Bexar County Officials: We need bail reform!
Another Black woman has died in police custody because she couldn’t afford to post bail.
Janice Dotson-Stephens was a 61-year old Black woman being held in a Bexar County jail since July because she couldn’t afford to pay a $300 bond. While the details of the case are developing, it is clear that Dotson-Stephens died in custody while being wrongfully held in jail for 6 months.
The recently elected District of Attorney of Bexar County, Joe Gonzales, has the power to end this corrupt practice. DA Gonzales has already been a vocal advocate of ending money bail, describing it as a waste of county resources and criminalization of Bexar Country’s poorest residents.

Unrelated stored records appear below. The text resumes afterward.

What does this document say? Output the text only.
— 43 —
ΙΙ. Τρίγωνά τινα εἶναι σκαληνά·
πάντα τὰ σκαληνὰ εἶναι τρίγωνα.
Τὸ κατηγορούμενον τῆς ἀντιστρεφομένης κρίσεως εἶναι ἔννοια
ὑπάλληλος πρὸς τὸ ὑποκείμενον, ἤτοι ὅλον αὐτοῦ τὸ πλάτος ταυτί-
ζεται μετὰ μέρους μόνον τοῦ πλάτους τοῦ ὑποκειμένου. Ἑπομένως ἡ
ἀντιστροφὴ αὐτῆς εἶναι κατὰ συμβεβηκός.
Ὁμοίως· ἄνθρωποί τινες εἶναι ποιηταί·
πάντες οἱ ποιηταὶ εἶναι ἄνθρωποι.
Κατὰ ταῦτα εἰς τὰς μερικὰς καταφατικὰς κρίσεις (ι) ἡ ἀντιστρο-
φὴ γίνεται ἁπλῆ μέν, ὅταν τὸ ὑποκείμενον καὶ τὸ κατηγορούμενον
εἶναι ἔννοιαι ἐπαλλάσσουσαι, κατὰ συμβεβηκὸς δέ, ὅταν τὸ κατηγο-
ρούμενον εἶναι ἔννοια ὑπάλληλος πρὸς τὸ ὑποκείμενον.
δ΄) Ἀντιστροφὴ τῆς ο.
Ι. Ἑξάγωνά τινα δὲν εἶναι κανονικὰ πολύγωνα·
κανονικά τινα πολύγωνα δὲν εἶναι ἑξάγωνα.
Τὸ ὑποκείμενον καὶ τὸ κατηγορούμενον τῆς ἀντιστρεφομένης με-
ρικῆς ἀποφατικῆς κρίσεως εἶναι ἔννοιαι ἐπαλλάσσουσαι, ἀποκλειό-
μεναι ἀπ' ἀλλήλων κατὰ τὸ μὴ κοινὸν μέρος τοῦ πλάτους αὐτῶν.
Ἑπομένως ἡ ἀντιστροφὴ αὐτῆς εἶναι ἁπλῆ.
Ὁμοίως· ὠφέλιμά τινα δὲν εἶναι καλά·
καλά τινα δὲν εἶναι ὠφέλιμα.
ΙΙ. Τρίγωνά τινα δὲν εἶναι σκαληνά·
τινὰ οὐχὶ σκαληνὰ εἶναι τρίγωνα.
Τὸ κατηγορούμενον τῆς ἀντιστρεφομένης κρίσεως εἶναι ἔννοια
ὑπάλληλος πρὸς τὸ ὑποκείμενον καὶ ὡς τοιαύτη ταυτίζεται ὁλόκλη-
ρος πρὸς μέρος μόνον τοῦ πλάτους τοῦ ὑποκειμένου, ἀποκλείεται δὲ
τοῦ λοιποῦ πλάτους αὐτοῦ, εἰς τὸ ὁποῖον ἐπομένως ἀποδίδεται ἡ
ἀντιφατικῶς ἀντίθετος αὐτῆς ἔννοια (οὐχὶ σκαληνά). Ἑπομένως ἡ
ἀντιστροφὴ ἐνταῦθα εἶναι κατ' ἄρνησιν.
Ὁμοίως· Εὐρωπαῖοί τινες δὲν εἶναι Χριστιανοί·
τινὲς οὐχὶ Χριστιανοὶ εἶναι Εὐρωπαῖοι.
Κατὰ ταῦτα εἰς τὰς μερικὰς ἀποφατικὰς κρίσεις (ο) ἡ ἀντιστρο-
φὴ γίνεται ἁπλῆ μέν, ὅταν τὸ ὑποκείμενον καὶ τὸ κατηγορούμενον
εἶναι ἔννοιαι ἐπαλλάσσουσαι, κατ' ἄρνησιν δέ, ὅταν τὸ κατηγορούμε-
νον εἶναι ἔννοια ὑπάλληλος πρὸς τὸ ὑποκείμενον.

However, Bexar County's judges are defending the corrupt and exploitative use of money bail. In a closed-door meeting, DA Gonzales, advocated ending this corrupt and exploitative practice, but the county's judges were in deep opposition. We have an opportunity to call DA Joe Gonzales and the county judges to follow through on the promises they've made to the people of Bexar County by changing the culture of criminalizing the poorest and most vulnerable members of our community. Urging the county judges to definitively end money bail, will change the exploitative practice of holding millions of Black people in detention cells, even though they are presumed innocent, in a state that has one of the highest incarceration rates in the country.
Here is the Petition:
We urge you to create a concrete plan to implement bail reform that brings about tangible results within your first 100 days in office. Now is your opportunity to follow through on your promises to the people of Bexar County by changing the culture of criminalizing the poorest and vulnerable members of our community. Black people are dying while you fail to take action.
Black people all across the country are disproportionately impacted by money bail. Everyday an average of 700,000 people are condemned to local jails and separated from their families. A majority of them are simply because they cannot afford to pay bail. In Texas, pretrial policies, such as those held in jail on bond, have driven recent jail population growth. Black people are 12 percent of the total population in Texas but comprise 32 percent of the prison population. For people of color, the cost of bail is almost certainly out of reach. As a result, many remain stuck in jail, losing their ability to work, access to their families, and the freedom to live on the notion of presumed innocence. These same individuals will often suffer the consequences of a criminal record by assuming guilt, just to get out of jail. If the system was fair this would not be the case. This corrupt system has led many desperate people to get their loved ones out of jail, and trapped in the scheme of debt and poverty with bail bond corporations.
We demand that you make good on your promises and end money bail in Bexar County.